Director Levan Bakhia's ("247°F") twisted new horror "Landmine Goes Click", which has been playing the festival circuits to much acclaim, finally gets a UK release this week at VOD outlets, courtesy of Frightfest presents...

3 American youths, Daniel (played by former "Glee" actor Dean Geyer), his girlfriend Alicia (Spencer Locke - "Resident Evil : Afterlife") and their friend Chris (Sterling Knight - who's probably best known for the US series "Melissa and Joey") are out hiking through the mountains of Georgia in Eastern europe, when Chris get a nasty surprise as he steps on a landmine.

Unable to move, as he fears stepping off the device will cause it to detonate, Daniel goes off for help, leaving Alicia with him for company. But it soon becomes apparent, Daniel isn't coming back and the couple are stuck there.

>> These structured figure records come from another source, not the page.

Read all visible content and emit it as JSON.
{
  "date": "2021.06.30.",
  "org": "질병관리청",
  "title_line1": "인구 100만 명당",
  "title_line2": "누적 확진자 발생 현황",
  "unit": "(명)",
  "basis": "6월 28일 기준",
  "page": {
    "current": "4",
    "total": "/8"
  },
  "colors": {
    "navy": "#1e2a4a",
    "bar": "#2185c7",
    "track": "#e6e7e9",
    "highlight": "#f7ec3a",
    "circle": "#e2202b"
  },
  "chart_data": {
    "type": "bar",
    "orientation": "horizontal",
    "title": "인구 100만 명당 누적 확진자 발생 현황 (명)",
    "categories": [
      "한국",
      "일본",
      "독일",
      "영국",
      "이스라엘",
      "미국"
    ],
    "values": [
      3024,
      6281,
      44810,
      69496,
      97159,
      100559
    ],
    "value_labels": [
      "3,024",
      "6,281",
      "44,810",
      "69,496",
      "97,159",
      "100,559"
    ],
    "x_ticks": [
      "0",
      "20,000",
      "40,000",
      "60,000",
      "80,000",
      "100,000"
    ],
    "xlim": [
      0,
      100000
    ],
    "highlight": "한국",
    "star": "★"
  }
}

As luck would have it, a passing local, who's out hunting, chances upon them and after some discussion, initially offers to help. But it seems he's really not interested in helping and the film takes a rather nasty, sadistic twist as the film moves into its second act and becomes increasingly difficult to watch.

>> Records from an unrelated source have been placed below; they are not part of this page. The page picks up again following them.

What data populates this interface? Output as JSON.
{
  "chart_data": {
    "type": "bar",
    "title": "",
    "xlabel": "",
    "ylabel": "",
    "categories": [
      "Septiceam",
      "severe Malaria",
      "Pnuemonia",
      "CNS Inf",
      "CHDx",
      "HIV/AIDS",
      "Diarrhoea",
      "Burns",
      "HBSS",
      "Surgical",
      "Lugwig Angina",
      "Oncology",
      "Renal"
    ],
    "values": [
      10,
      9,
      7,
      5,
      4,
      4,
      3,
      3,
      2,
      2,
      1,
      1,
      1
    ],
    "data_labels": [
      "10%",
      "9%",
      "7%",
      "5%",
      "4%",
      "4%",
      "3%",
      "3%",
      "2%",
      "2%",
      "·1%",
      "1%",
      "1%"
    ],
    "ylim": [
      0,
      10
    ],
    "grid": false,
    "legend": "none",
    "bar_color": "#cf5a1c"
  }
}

I'm not going to spoil the plot for those who are interested in seeing this, but whilst film starts well as they're establishing the story, I felt the film became rather tedious once the hunter arrived, and whilst this second act did prove extremely uncomfortable viewing, it also became extremely tedious, as it seemed they were trying to pad the plot out, and I found myself looking at my watch to see how much longer we had left as it didn't seem to be building to anything.

HOWEVER, the film then takes a sudden and unexpected twist with the surprise introduction of a third act, in which the unlikeable Hunter character from earlier on, suddenly finds his past catching up with him...

The film is a bit of a mixed bag, again it started well with breath taking views of the Caucasus Mountains as we're introduced to the characters, but I got so fed up with the middle act dragging on that I nearly switched the film off, but then found myself (rather sadistically) enjoying the finale.

I'd say the film is worth a watch, and don't let the lead actors previous TV credits put you off, but this is a difficult film to sit through in places. Partly because of some rather uncomfortable scenes of humiliation and partly because it seemed they were trying to drag the plot out. Though it did redeem itself somewhat with the exceptionally twisted ending when one of the characters finds things aren't so fun when the boot is on the other foot.

The film hits UK VOD outlets March 7.